Le Taurillon, The New Federalist, Eurobull and Treffpunkt Europa have more in common than a website, namely the JEF.

There is a short Wikipedia entry on the Young European Federalists (JEF, French Jeunes Européens fédéralistes, German Junge Europäische Föderalisten, Italian Gioventù Federalista Europea, Czech Mladí evropští federalisté etc.), the umbrella organisation of 35 national sections.

The different language versions of the ezine are similar, but not identical. Young writers publish an article (in their own language), and volunteer translators help to spread the contents to one or more of the other language versions.

Thus, Le Taurillon and its siblings form a collective or network, which manages to cross linguistic and national borders. They are an important part of the emerging online European public space, with discussion ranging from the fundamentals of European integration to quite technical posts on diverse EU policy issues.

#bkaeb Twitter tag

The Twitter tag #bkaeb stands for Better Know A EuroBlog, and it is meant for blog posts recommending a certain Euroblog to potential readers. The new tag has been described as a #followfriday (or #ff) for blogs related to EU affairs.

Despite holiday season for the EU institutions, the real world and the online world do not aestivate (pass the summer in a state of torpor). For the Better Know A EuroBlog August 2010 challenge I decided to endorse blogs listed on and active during the last week (stream of new posts). In addition to the objective criteria, I narrowed down the potential endorsements to Euroblogs I follow (a changing list).

On, Le Taurillon (multilingual, although listed only as French) and The New Federalist (multilingual, although listed only as English) are listed in the category Civil society / NGOs.
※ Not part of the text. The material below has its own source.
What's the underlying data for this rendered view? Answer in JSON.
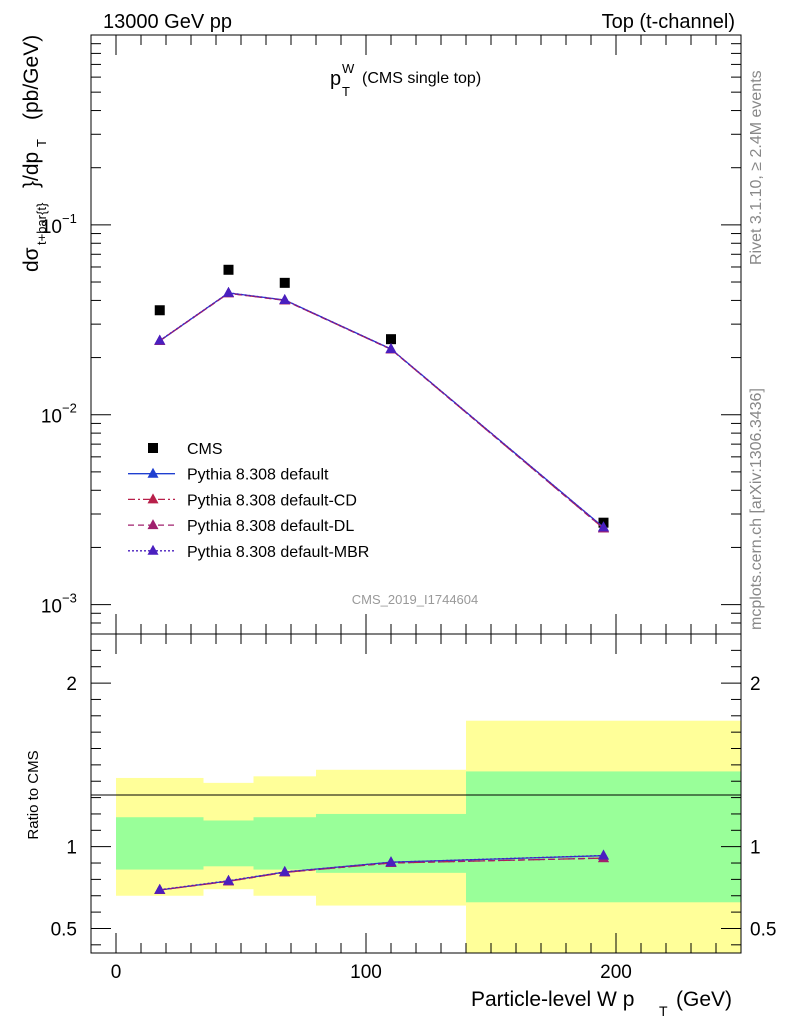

They are recorded as having published four entries each during the last seven days, but in fact they are the same posts (the same multilingual stream). readers voted for their favourite Euroblogs during the “time of troubles” over at Le Taurillon (The New Federalist and Eurobull), so the only active blog in the network was Treffpunkt Europa with two substantive articles and two technical announcements to its immediate credit. As the only available representative of the herd of young bulls, Treffpunkt Europa was voted the second most popular Euroblog among the thirty nominations.

The French and the German versions are listed on the Collective page of the Netvibes collection of Euroblogs made by the public affairs consultancy Fleishman-Hillard Brussels. However, at this moment both links lead to the same Le Taurillon page in French, where the English, German and Italian versions are a further click away.

In my subjective view, the Taurillon family would rank among the top ten (must read) Euroblogs (although you can discuss different types of online or social media: blogs, ezines, emagazines...).

The Taurillon family is well worth the #bkaeb seal of approval, intended to serve as a recognition and an inspiration. Hopefully getting back into full production mode after the offline spell, the JEF volunteers produce quality writing giving valuable input on various aspects of European integration and EU policies. The translators help to produce localised content on common European themes, contributing to the online public space in four major European languages: English, French, German and Italian.

Only the JEF 35 years age limit prevents the Taurillon group from being the pan-European blog some have called for, if it does not require a firm anti-federalist component.

The Taurillon family and other Euroblogs offer an enjoyable way to learn foreign languages while getting to know more about issues important for our common future.

Welcome back online!

I wish Le Taurillon, The New Federalist, Eurobull and Treffpunkt Europa the best for the future.

By the way, has grown to 642 Euroblogs listed.

Ralf Grahn

P.S. It is easier to understand a language than to use it correctly. As Eurobloggers we should promote interaction among Europeans across borders and between linguistic communities. Grahnlaw has adopted a multilingual comment policy:

I do my best to read comments in Danish, Dutch, English, Finnish, French, German, Italian, Norwegian, Portuguese, Spanish or Swedish, even if the Grahnlaw blog and my possible replies are in English.